There's an engaging thread today on Eric Asimov's blog, The Pour, at the Times, regarding rosé—worthwhile, not worthwhile, delicious, foul, etc. Many opinions are expressed. For my part I agree there's a lot of insipid rosé in the world (if you start with insipid red wine, bleed some off, and bottle it as rosé, guess what—insipid rosé!) However, there are some wonderful pink wines floating around out there, too. And I think part of their appeal is that they don't attract attention. It's perhaps the ur-complement wine, by which I mean that its role is to make something else—food, a spring day, your date, your dog, whatever—seem more appealing somehow. (Of course, my dog when I was growing up, Bandit, had a terrible eczemic skin condition that caused all the hair to fall out of his back; because the skin was gray and wrinkly, he looked sort of like a half dog-half armadillo. All the rosé in Provence couldn't have made him attractive for a second, the poor guy.)

Anyway. What I suggest you do with rosé, rather than analyze it deeply, is serve it with what I'll call my Wing-It Corn Salad, with apologies to NY wine man-about-town Tony DiDio, whose sublime corn salad is the inspiration for this more off-the-cuff version. It's simple; also, it tastes great. Take about five ears of sweet summer corn. Shave off all the kernels with a sharp knife. Melt a knob of butter (Nigel Slater's always referring to knobs of butter, and I believe in ol' Nigel*) over medium heat, add the corn and cook for a few minutes, splash in some white wine (about a quarter cup), sauté a few more moments (aiming for that ideal tender-crisp state), then cut the heat and toss the corn with some chopped basil, scallions and/or chives, and tomatoes. Proportion-wise, you basically want the finished product to look like corn with stuff in it, rather than stuff with corn in it. Season with salt and pepper. Eat. If you find it needs a little tartness, a dash of red wine vinegar will work; even better is purslane from the farmer's market—it adds a nice lemony edge (thank you, Tony DiDio). And if you want to open up a bottle of rosé while you cook, well, go right ahead. I guarantee that the kitchen gods will not smite you in anger.

I'm going to be tasting a bunch of rosés tomorrow, and will report back on the best.

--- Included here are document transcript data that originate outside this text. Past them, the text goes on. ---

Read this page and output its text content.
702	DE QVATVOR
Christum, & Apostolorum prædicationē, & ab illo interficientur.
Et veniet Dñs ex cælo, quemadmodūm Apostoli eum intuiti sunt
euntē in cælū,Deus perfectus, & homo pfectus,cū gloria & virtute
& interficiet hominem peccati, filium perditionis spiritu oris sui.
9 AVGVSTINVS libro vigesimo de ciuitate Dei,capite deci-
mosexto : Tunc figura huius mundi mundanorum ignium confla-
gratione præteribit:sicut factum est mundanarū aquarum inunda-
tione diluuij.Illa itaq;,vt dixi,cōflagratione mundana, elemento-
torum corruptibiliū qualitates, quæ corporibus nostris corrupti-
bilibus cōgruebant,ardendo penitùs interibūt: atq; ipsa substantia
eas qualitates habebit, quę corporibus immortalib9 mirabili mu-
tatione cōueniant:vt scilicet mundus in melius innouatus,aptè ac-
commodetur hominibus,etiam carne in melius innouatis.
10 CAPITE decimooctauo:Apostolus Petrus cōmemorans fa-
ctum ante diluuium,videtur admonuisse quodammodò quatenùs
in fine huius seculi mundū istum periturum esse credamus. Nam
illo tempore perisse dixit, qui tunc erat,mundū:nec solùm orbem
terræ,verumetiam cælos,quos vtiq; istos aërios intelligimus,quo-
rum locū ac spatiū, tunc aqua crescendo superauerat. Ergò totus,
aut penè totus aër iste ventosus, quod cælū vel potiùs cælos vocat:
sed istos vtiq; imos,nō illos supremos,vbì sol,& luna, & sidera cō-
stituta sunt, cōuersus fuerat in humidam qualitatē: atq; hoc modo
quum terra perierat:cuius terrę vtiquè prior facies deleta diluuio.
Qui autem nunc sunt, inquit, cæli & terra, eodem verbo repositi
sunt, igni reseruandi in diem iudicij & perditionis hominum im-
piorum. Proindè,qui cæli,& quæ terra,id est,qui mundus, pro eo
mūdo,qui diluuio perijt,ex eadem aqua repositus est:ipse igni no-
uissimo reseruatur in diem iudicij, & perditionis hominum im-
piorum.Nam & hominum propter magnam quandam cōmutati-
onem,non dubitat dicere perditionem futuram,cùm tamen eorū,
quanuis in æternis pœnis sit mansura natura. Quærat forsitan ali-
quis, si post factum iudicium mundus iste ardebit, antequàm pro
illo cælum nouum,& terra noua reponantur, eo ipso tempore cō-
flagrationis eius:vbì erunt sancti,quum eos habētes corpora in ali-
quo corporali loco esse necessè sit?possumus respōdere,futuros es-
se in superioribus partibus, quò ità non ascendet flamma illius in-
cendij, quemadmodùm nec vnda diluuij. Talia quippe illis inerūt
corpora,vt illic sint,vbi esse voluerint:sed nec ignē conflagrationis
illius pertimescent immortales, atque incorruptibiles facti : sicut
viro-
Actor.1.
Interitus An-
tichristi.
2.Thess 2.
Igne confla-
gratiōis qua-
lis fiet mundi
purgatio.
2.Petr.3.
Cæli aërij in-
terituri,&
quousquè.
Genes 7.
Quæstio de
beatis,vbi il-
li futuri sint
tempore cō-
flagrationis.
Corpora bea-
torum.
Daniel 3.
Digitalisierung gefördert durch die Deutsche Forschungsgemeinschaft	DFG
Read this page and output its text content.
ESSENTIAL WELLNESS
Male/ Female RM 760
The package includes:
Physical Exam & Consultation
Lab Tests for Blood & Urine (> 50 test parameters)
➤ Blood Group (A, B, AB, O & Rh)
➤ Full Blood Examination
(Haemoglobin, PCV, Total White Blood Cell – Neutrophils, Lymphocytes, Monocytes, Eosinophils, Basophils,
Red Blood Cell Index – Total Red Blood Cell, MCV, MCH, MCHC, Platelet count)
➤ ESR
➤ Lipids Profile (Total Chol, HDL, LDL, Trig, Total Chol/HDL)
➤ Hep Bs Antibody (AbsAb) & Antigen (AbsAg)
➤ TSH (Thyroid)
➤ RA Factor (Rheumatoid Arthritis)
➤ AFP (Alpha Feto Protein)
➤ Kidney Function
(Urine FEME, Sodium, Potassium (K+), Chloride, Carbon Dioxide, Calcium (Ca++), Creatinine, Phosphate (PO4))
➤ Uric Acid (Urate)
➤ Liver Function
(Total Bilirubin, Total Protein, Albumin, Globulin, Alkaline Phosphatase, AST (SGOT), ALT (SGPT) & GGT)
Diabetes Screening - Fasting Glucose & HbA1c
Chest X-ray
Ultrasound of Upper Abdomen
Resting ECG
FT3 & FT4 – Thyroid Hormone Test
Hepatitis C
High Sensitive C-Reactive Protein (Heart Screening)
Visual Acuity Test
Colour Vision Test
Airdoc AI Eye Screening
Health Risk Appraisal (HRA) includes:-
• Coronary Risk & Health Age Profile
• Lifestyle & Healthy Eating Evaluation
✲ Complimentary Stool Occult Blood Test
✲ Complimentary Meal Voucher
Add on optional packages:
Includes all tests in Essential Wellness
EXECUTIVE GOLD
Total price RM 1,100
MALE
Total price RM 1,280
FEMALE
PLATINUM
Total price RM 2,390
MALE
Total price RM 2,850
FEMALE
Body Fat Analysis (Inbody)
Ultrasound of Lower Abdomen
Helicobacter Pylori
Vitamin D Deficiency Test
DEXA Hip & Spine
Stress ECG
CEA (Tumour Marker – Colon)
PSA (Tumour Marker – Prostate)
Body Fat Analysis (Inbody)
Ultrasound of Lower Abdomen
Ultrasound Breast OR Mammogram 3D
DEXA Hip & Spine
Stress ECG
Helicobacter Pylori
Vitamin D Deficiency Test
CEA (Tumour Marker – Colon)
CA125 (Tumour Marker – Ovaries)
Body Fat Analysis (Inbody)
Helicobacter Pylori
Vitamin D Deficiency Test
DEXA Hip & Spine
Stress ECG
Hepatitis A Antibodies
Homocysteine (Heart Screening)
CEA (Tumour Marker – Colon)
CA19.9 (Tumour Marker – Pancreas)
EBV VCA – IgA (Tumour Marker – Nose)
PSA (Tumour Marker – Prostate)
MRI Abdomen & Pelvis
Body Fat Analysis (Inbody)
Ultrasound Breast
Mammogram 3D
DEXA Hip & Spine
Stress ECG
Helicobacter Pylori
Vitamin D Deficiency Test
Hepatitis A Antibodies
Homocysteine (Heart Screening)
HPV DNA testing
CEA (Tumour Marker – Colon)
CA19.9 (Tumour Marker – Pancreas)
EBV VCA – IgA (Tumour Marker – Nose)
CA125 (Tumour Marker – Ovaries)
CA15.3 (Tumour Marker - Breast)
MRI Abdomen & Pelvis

*After consultation with Marcia Kiesel, F&W's brilliant test kitchen director, I can report back that our official F&W interpretation of "a knob" is "a good tablespoon or so". Marcia also noted that she has an old cookbook with a recipe for chocolate cake that calls for "butter the size of two eggs," which we both agreed is a pretty great way of describing an amount of butter.